J'espérais attirer davantage l'attention américaine sur la crise humanitaire en RDC et inciter la nouvelle administration Trump à jouer un rôle plus actif dans la facilitation de la paix.
D'ailleurs, lors de son discours inaugural, le président Trump a lui-même souligné que son plus grand héritage serait celui d'un artisan de la paix et d'un rassembleur.
Bien entendu, les peuples de la RDC et du Rwanda méritent le soutien de la communauté internationale et les Etats Unis ont la capacité de contribuer à diriger les efforts à cet égard.
Vous soulignez dans votre lettre à Donald Trump que sous son premier mandat, il avait initié des changements dans la politique avec les Etats-Unis, notamment d'un point de vue économique. Et c'est sous sa mandature que la RDC a été éligible à l'AGOA. Est-ce que vous pensez que l'Afrique en général, et la RDC et le Rwanda en particulier, vont être effectivement des priorités dans sa politique étrangère lors de son nouveau mandat ?

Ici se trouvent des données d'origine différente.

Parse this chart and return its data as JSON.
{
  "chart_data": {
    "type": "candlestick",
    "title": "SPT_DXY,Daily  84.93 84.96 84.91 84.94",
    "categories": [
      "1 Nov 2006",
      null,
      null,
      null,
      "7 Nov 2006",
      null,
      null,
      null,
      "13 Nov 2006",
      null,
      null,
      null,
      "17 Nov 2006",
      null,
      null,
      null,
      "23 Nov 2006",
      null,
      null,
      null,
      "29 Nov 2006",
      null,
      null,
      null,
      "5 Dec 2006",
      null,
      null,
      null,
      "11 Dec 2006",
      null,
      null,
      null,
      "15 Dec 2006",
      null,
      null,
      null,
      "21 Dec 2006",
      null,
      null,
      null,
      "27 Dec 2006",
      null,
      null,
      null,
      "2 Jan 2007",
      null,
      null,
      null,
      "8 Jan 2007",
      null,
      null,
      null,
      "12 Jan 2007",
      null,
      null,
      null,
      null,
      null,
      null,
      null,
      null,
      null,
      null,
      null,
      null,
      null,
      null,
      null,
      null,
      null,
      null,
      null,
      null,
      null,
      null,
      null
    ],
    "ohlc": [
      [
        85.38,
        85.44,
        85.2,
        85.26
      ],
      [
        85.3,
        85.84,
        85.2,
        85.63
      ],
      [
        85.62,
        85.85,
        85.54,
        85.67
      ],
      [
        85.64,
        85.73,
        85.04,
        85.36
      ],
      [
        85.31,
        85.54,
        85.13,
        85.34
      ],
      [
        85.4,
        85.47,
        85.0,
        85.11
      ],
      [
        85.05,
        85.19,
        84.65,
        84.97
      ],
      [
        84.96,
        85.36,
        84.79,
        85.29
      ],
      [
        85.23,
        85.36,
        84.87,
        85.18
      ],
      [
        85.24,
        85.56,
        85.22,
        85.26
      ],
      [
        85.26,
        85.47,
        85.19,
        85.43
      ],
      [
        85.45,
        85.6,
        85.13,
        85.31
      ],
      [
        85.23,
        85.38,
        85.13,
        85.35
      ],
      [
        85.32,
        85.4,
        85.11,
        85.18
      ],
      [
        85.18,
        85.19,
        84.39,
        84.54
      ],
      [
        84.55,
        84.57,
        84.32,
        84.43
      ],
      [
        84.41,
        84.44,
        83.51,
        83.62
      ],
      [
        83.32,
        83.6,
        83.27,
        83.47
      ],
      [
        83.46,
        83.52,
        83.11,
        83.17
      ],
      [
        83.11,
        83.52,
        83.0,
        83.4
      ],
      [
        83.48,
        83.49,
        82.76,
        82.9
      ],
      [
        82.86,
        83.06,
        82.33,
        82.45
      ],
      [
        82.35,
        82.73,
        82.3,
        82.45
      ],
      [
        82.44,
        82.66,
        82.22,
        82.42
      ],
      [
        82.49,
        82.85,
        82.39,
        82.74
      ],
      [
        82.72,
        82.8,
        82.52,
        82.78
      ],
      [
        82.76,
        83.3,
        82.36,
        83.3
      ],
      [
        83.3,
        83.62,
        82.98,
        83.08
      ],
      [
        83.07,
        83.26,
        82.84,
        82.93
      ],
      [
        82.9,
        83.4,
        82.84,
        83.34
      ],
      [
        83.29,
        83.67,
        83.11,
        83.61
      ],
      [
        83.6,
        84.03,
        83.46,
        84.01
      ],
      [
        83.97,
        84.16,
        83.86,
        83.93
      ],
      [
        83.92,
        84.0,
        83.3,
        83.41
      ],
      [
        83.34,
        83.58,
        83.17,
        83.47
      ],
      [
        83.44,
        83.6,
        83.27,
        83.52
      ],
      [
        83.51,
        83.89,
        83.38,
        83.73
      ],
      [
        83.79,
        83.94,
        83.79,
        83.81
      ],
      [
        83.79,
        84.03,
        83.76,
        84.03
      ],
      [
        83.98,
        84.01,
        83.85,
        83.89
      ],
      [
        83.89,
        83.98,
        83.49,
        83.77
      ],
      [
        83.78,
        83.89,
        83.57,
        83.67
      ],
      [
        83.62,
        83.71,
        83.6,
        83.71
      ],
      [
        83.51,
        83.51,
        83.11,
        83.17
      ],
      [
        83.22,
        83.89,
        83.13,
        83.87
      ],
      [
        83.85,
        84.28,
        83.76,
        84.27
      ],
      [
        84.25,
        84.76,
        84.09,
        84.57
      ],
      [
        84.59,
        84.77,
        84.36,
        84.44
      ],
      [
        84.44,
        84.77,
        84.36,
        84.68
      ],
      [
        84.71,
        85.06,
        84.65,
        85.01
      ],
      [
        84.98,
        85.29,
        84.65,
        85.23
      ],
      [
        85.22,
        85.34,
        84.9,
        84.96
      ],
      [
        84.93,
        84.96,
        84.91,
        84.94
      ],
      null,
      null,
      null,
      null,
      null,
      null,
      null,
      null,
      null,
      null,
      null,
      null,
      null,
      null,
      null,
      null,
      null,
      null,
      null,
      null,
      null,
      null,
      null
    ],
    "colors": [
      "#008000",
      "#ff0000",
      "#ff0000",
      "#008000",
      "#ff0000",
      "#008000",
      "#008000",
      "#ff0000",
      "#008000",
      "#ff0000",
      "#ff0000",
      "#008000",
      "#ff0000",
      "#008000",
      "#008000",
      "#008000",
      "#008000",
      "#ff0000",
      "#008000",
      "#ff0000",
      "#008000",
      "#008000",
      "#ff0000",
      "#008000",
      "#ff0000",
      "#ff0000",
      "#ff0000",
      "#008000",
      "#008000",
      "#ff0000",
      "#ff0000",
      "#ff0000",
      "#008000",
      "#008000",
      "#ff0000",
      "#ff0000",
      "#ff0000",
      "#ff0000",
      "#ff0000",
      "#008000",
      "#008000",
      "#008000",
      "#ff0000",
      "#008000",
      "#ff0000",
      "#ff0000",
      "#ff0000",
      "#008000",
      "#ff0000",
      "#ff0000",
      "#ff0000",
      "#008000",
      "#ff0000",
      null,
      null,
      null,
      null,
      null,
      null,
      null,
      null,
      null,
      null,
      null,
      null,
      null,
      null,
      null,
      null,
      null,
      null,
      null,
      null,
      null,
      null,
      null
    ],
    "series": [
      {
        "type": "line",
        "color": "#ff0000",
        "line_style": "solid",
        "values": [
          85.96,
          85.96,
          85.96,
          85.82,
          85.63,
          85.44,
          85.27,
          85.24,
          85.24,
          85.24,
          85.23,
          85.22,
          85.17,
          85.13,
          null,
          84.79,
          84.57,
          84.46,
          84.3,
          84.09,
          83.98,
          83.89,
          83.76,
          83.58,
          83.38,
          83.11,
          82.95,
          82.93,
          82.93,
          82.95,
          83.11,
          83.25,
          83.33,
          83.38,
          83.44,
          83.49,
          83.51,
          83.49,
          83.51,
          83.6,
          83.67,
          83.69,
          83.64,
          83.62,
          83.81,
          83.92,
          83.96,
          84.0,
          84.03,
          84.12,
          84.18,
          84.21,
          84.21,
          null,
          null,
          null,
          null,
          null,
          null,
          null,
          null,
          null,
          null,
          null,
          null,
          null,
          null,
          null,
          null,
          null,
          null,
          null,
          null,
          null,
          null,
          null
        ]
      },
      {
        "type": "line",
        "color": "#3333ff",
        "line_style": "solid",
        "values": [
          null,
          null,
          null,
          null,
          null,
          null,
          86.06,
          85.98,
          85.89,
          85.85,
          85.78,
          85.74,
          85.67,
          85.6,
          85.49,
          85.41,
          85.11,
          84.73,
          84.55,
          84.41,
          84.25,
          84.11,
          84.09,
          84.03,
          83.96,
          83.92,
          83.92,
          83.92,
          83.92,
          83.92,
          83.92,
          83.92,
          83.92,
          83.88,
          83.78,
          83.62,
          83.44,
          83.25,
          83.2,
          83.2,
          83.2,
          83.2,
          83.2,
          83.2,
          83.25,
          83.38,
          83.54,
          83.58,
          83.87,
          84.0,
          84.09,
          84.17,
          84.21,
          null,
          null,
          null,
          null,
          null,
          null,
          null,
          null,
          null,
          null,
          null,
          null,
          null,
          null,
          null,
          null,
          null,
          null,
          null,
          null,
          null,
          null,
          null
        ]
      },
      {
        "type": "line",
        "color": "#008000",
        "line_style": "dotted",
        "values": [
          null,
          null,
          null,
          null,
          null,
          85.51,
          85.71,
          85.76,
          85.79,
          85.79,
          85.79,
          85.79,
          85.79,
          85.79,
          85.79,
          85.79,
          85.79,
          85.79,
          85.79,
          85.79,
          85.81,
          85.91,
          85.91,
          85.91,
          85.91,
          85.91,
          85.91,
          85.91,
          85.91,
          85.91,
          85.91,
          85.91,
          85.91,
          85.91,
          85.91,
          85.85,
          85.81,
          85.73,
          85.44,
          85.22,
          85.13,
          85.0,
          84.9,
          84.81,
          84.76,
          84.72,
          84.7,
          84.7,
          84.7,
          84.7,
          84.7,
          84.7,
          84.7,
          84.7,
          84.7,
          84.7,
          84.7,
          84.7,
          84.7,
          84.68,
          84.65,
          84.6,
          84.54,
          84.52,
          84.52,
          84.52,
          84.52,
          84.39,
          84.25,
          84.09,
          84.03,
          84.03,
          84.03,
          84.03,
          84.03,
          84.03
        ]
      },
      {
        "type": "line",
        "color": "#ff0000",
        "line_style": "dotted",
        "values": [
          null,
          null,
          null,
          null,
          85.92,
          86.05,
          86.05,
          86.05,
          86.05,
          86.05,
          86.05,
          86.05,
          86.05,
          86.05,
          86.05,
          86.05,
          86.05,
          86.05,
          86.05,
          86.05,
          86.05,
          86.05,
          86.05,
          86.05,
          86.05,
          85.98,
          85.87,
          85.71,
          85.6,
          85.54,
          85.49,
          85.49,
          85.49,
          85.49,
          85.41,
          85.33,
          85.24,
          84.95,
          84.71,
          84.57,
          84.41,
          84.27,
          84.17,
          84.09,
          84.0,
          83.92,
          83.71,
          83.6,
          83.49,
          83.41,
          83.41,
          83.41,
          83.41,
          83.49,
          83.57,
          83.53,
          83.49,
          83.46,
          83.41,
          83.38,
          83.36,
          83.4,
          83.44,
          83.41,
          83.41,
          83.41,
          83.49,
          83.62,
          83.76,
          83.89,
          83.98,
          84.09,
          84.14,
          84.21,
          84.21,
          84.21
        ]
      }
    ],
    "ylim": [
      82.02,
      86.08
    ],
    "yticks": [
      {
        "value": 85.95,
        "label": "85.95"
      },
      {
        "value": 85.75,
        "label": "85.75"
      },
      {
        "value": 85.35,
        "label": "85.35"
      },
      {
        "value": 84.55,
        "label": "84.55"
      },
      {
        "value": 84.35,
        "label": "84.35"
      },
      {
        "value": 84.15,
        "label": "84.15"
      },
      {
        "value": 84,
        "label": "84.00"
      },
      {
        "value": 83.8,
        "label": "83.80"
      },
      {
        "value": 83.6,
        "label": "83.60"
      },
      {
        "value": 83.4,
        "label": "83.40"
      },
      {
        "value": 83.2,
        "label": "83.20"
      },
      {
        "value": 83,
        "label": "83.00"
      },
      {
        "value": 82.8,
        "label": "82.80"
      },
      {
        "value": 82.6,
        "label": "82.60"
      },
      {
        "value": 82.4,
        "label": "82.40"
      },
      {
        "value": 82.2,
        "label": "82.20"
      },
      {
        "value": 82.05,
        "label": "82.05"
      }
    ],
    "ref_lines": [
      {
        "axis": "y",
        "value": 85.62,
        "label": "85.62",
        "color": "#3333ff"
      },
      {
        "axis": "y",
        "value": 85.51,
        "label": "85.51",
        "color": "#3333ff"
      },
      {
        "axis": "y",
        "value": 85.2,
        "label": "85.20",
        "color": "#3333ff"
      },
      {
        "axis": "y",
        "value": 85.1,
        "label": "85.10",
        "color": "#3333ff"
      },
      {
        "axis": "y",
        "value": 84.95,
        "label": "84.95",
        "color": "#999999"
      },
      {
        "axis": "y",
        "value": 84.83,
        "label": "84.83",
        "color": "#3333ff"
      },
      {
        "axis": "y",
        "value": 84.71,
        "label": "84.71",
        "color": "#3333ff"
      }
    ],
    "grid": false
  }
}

La RDC est une grande productrice de cobalt, de coltan, qui sont des minerais essentiels dont la demande est très importante pour les industries de technologie aux États-Unis. Dans le contexte de Prosper Africa ou encore de l'AGOA, les États-Unis, sous le président Trump, essaient de réorienter la politique américaine vis-à-vis de l'Afrique, en essayant de promouvoir les investissements américains en Afrique.

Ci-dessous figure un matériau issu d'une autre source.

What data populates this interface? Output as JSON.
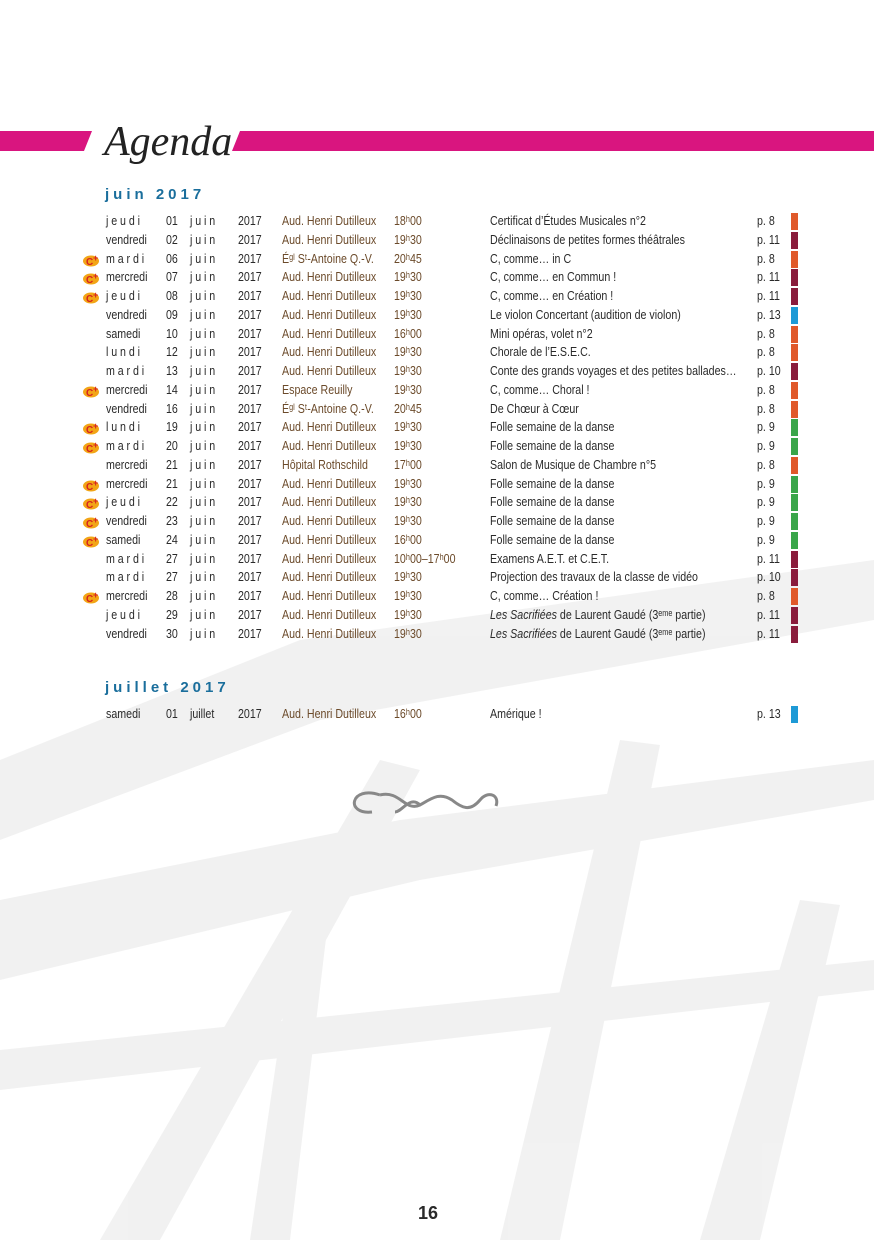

Dans ce contexte-là, je pense que la RDC et le Rwanda constitueront une priorité pour les Etats-Unis.
L'approche diplomatique du président Trump est une diplomatie transactionnelle, de "l'America first".

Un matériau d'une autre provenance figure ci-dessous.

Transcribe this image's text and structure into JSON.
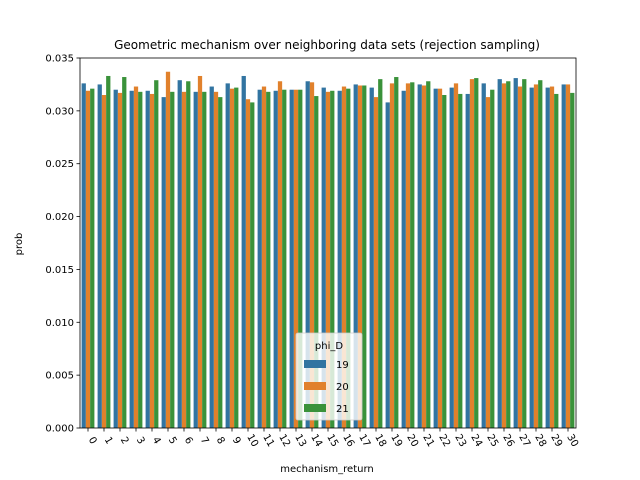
{
  "chart_data": {
    "type": "bar",
    "title": "Geometric mechanism over neighboring data sets (rejection sampling)",
    "xlabel": "mechanism_return",
    "ylabel": "prob",
    "ylim": [
      0,
      0.035
    ],
    "yticks": [
      "0.000",
      "0.005",
      "0.010",
      "0.015",
      "0.020",
      "0.025",
      "0.030",
      "0.035"
    ],
    "categories": [
      "0",
      "1",
      "2",
      "3",
      "4",
      "5",
      "6",
      "7",
      "8",
      "9",
      "10",
      "11",
      "12",
      "13",
      "14",
      "15",
      "16",
      "17",
      "18",
      "19",
      "20",
      "21",
      "22",
      "23",
      "24",
      "25",
      "26",
      "27",
      "28",
      "29",
      "30"
    ],
    "legend": {
      "title": "phi_D",
      "placement": "lower-center"
    },
    "series": [
      {
        "name": "19",
        "color": "#3274a1",
        "values": [
          0.0326,
          0.0325,
          0.032,
          0.0319,
          0.0319,
          0.0313,
          0.0329,
          0.0318,
          0.0323,
          0.0326,
          0.0333,
          0.032,
          0.0319,
          0.032,
          0.0328,
          0.0322,
          0.0319,
          0.0325,
          0.0322,
          0.0308,
          0.0319,
          0.0325,
          0.0321,
          0.0322,
          0.0316,
          0.0326,
          0.033,
          0.0331,
          0.0322,
          0.0322,
          0.0325
        ]
      },
      {
        "name": "20",
        "color": "#e1812c",
        "values": [
          0.0319,
          0.0315,
          0.0317,
          0.0323,
          0.0316,
          0.0337,
          0.0318,
          0.0333,
          0.0318,
          0.0321,
          0.0311,
          0.0323,
          0.0328,
          0.032,
          0.0327,
          0.0318,
          0.0323,
          0.0324,
          0.0313,
          0.0326,
          0.0326,
          0.0324,
          0.0321,
          0.0326,
          0.033,
          0.0313,
          0.0326,
          0.0323,
          0.0325,
          0.0323,
          0.0325
        ]
      },
      {
        "name": "21",
        "color": "#3a923a",
        "values": [
          0.0321,
          0.0333,
          0.0332,
          0.0318,
          0.0329,
          0.0318,
          0.0328,
          0.0318,
          0.0313,
          0.0322,
          0.0308,
          0.0318,
          0.032,
          0.032,
          0.0314,
          0.0319,
          0.0321,
          0.0324,
          0.033,
          0.0332,
          0.0327,
          0.0328,
          0.0315,
          0.0316,
          0.0331,
          0.032,
          0.0328,
          0.033,
          0.0329,
          0.0316,
          0.0317
        ]
      }
    ]
  }
}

Les États-Unis ne pourraient s'impliquer que si quelque part, il y a un avantage économique ou géopolitique pour eux.
C'est d'ailleurs ce que vous mettez en avant dans votre courrier en faisant valoir que les États-Unis auraient tout intérêt, notamment, à soutenir encore le processus de Luanda de médiation et de négociation entre le Rwanda et la RDC sous l'égide de l'Union africaine, ne serait-ce que pour ne pas se laisser voler la vedette par ses rivaux comme la Chine et la Russie.
Oui, je pense que cet argument est très audible à Washington parce que, actuellement, l'influence économique et militaire des Etats-Unis semble de plus en plus être contestée [en Afrique].
Depuis la publication de votre courrier, est-ce que vous avez eu un retour de la Maison-Blanche ou des autorités américaines ou est-ce que vous pensez que ce message commence à se faire entendre ?
Pour l'instant, je n'ai pas encore reçu de réponse officielle directe de l'administration Trump.
Nous avons appris que le nouveau secrétaire d'État, l'équivalent du ministre des Affaires étrangères, Marco Rubio, a eu un entretien téléphonique avec le président Tshisekedi [et avec le président Kagame].
C'est très encourageant d'entendre cela et tel que cela a été publié sur le site du département d'État.
Monsieur Rubio a affirmé le soutien des États-Unis au processus de paix de Luanda et je pense que c'est un signe positif que la question de la RDC puisse recevoir l'attention qu'elle mérite.
Vous qui êtes spécialistes de négociations internationales, comment renouer le lien ? Comment rétablir la possibilité d'une discussion, alors que même les présidents entre eux s'envoient des piques sans cesse ?
Les parties doivent être prêtes à trouver un terrain d'entente et à faire des compromis.
Les parties doivent avoir le courage de discuter, de négocier et de trouver des solutions à cette crise qui perdure et dont les conséquences sont fatales en termes du bilan de mortalité pour la population civile.